Su madre asintió sin dar muestras de sorpresa.
—Y probablemente muchos de tus compañeros de grupo. Los chicos, por lo menos. Y pronto las tomarán todos. Las chicas también.
—¿Y cuánto tiempo las tengo que estar tomando?
—Hasta que ingreses en la Casa de los Viejos —explicó ella—.
Durante toda tu vida de adulto. Pero llega a ser una rutina; al cabo de un tiempo no tendrás ni que pensarlo.
Mamá miró su reloj.
—Si sales ahora mismo ni siquiera llegarás tarde. Corre.
Y añadió cuando él ya se dirigía a la puerta:
—Y gracias de nuevo, Jonás, por tu sueño.
Pedaleando velozmente por el camino, Jonás sintió un extraño orgullo por haber ingresado en el número de los que tomaban las pastillas. Pero por unos instantes volvió a recordar el sueño. El sueño había sido placentero.

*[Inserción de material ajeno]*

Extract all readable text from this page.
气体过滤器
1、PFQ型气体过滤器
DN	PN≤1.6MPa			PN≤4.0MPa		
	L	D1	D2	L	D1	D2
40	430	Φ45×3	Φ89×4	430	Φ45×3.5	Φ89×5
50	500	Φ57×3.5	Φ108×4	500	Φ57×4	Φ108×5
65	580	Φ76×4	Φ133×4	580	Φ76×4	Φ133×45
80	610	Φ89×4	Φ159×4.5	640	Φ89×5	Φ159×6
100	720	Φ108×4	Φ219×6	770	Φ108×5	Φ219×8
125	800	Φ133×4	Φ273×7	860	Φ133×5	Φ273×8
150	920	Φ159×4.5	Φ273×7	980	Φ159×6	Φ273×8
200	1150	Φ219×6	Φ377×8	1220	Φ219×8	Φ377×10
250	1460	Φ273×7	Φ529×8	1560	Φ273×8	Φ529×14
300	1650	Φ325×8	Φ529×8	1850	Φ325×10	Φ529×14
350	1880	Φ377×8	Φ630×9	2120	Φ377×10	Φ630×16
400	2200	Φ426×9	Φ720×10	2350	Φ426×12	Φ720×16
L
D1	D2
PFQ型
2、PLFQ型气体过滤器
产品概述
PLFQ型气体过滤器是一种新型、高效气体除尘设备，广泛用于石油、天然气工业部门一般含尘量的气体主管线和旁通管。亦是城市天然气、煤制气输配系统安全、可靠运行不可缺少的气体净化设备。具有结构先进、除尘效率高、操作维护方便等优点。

Aunque las sensaciones eran confusas, pensó que aquello que su madre llamaba Ardor le había gustado. Recordaba que cuando se despertó tenía ganas de sentir otra vez el Ardor.
Luego, de la misma manera que su casa desapareció tras él cuando dobló una esquina con la bici, también el sueño desapareció de sus pensamientos. Muy brevemente, sintiéndose un poco culpable, trató de recuperarlo. Pero las sensaciones se habían desvanecido. El Ardor ya no existía.